With Thanksgiving now less than 2 weeks away, it's time to start thinking of ways to lighten up those traditional favorites! Here's a lightened up version of Thanksgiving Stuffing inspired by a recipe over at skinnytaste.com.
1 (12 oz.) loaf whole wheat French bread, cut into cubes (preferably day-old)
3 slices turkey bacon, minced
1 Tbsp butter
1 large onion, minced
3 medium stalks celery, minced
2/3 cup chopped fresh parsley
2 Tbsp fresh sage, minced, (or 2 tsp dried)
1 Tbsp fresh thyme leaves, stems removed, minced, (or 1 tsp dried)
Salt and pepper
1 large egg, beaten
2 cups low-sodium turkey or chicken broth
1/2 cup water
If bread is fresh, preheat the oven to 250°F and spread the bread cubes over 2 baking sheets; Dry out in the oven for about 30 minutes, stirring half way through. Place bread in a large bowl and set aside.

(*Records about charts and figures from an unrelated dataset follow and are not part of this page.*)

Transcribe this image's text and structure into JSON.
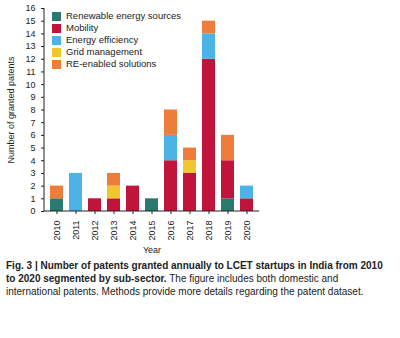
{
  "chart_data": {
    "type": "bar",
    "stacked": true,
    "title": "Fig. 3 | Number of patents granted annually to LCET startups in India from 2010 to 2020 segmented by sub-sector.",
    "subtitle": "The figure includes both domestic and international patents. Methods provide more details regarding the patent dataset.",
    "x_label": "Year",
    "y_label": "Number of granted patents",
    "categories": [
      "2010",
      "2011",
      "2012",
      "2013",
      "2014",
      "2015",
      "2016",
      "2017",
      "2018",
      "2019",
      "2020"
    ],
    "series": [
      {
        "name": "Renewable energy sources",
        "color": "#2b7a6f",
        "values": [
          1,
          0,
          0,
          0,
          0,
          1,
          0,
          0,
          0,
          1,
          0
        ]
      },
      {
        "name": "Mobility",
        "color": "#c0143c",
        "values": [
          0,
          0,
          1,
          1,
          2,
          0,
          4,
          3,
          12,
          3,
          1
        ]
      },
      {
        "name": "Energy efficiency",
        "color": "#4bb3e6",
        "values": [
          0,
          3,
          0,
          0,
          0,
          0,
          2,
          0,
          2,
          0,
          1
        ]
      },
      {
        "name": "Grid management",
        "color": "#f2c62f",
        "values": [
          0,
          0,
          0,
          1,
          0,
          0,
          0,
          1,
          0,
          0,
          0
        ]
      },
      {
        "name": "RE-enabled solutions",
        "color": "#ee7d3b",
        "values": [
          1,
          0,
          0,
          1,
          0,
          0,
          2,
          1,
          1,
          2,
          0
        ]
      }
    ],
    "ylim": [
      0,
      16
    ],
    "yticks": [
      0,
      1,
      2,
      3,
      4,
      5,
      6,
      7,
      8,
      9,
      10,
      11,
      12,
      13,
      14,
      15,
      16
    ],
    "grid": false,
    "legend": "top-left"
  }
}
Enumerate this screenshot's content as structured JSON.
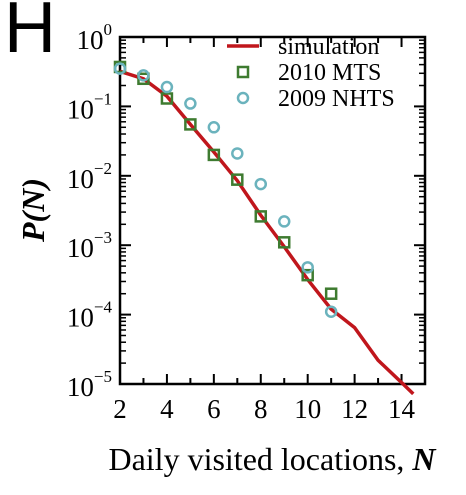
{
  "panel_label": "H",
  "chart_data": {
    "type": "line",
    "xlabel": "Daily visited locations, ",
    "xlabel_var": "N",
    "ylabel": "P(N)",
    "x_ticks": [
      2,
      4,
      6,
      8,
      10,
      12,
      14
    ],
    "y_ticks": [
      {
        "value": 1,
        "base": "10",
        "exp": "0"
      },
      {
        "value": 0.1,
        "base": "10",
        "exp": "−1"
      },
      {
        "value": 0.01,
        "base": "10",
        "exp": "−2"
      },
      {
        "value": 0.001,
        "base": "10",
        "exp": "−3"
      },
      {
        "value": 0.0001,
        "base": "10",
        "exp": "−4"
      },
      {
        "value": 1e-05,
        "base": "10",
        "exp": "−5"
      }
    ],
    "xlim": [
      2,
      15
    ],
    "ylim": [
      1e-05,
      1
    ],
    "yscale": "log",
    "legend_position": "top-right",
    "series": [
      {
        "name": "simulation",
        "style": "line",
        "color": "#c0161c",
        "x": [
          2,
          3,
          4,
          5,
          6,
          7,
          8,
          9,
          10,
          11,
          12,
          13,
          14,
          14.5
        ],
        "y": [
          0.32,
          0.25,
          0.14,
          0.055,
          0.022,
          0.0085,
          0.0027,
          0.00095,
          0.00032,
          0.00012,
          6.5e-05,
          2.2e-05,
          1.05e-05,
          7.2e-06
        ]
      },
      {
        "name": "2010 MTS",
        "style": "square",
        "color": "#3e7b30",
        "x": [
          2,
          3,
          4,
          5,
          6,
          7,
          8,
          9,
          10,
          11
        ],
        "y": [
          0.37,
          0.25,
          0.13,
          0.055,
          0.02,
          0.0088,
          0.0026,
          0.0011,
          0.00037,
          0.0002
        ]
      },
      {
        "name": "2009 NHTS",
        "style": "circle",
        "color": "#6bb3bd",
        "x": [
          2,
          3,
          4,
          5,
          6,
          7,
          8,
          9,
          10,
          11
        ],
        "y": [
          0.35,
          0.28,
          0.19,
          0.11,
          0.05,
          0.021,
          0.0076,
          0.0022,
          0.00048,
          0.00011
        ]
      }
    ]
  }
}
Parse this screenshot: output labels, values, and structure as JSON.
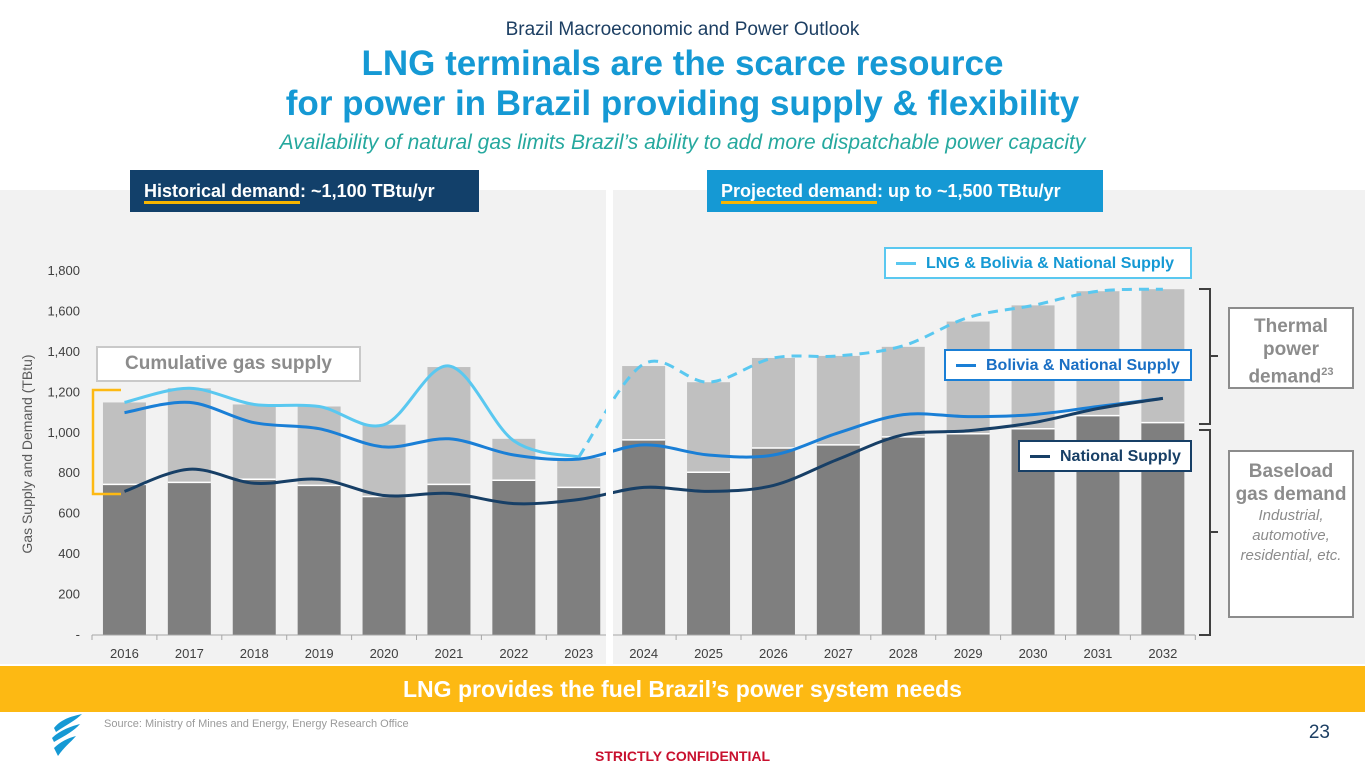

Increase oven temperature to 350°F.
In a large sauté pan over medium heat, cook bacon for about 2 minutes. Add butter, reduce heat to medium low, and stir in the onions and celery. Sauté for about 5-10 minutes until softened. Remove from heat, stir in parsley, sage and thyme, and allow to cool for a few minutes.
In a medium bowl, combine the broth and beaten egg.
Transfer sautéed vegetables to the bowl with the bread cubes. Add the egg and broth mixture, and salt and pepper to taste, combining well. Add additional water if stuffing is too dry.
Spray a casserole dish with baking spray, add stuffing and bake uncovered for 40-45 minutes, or until golden.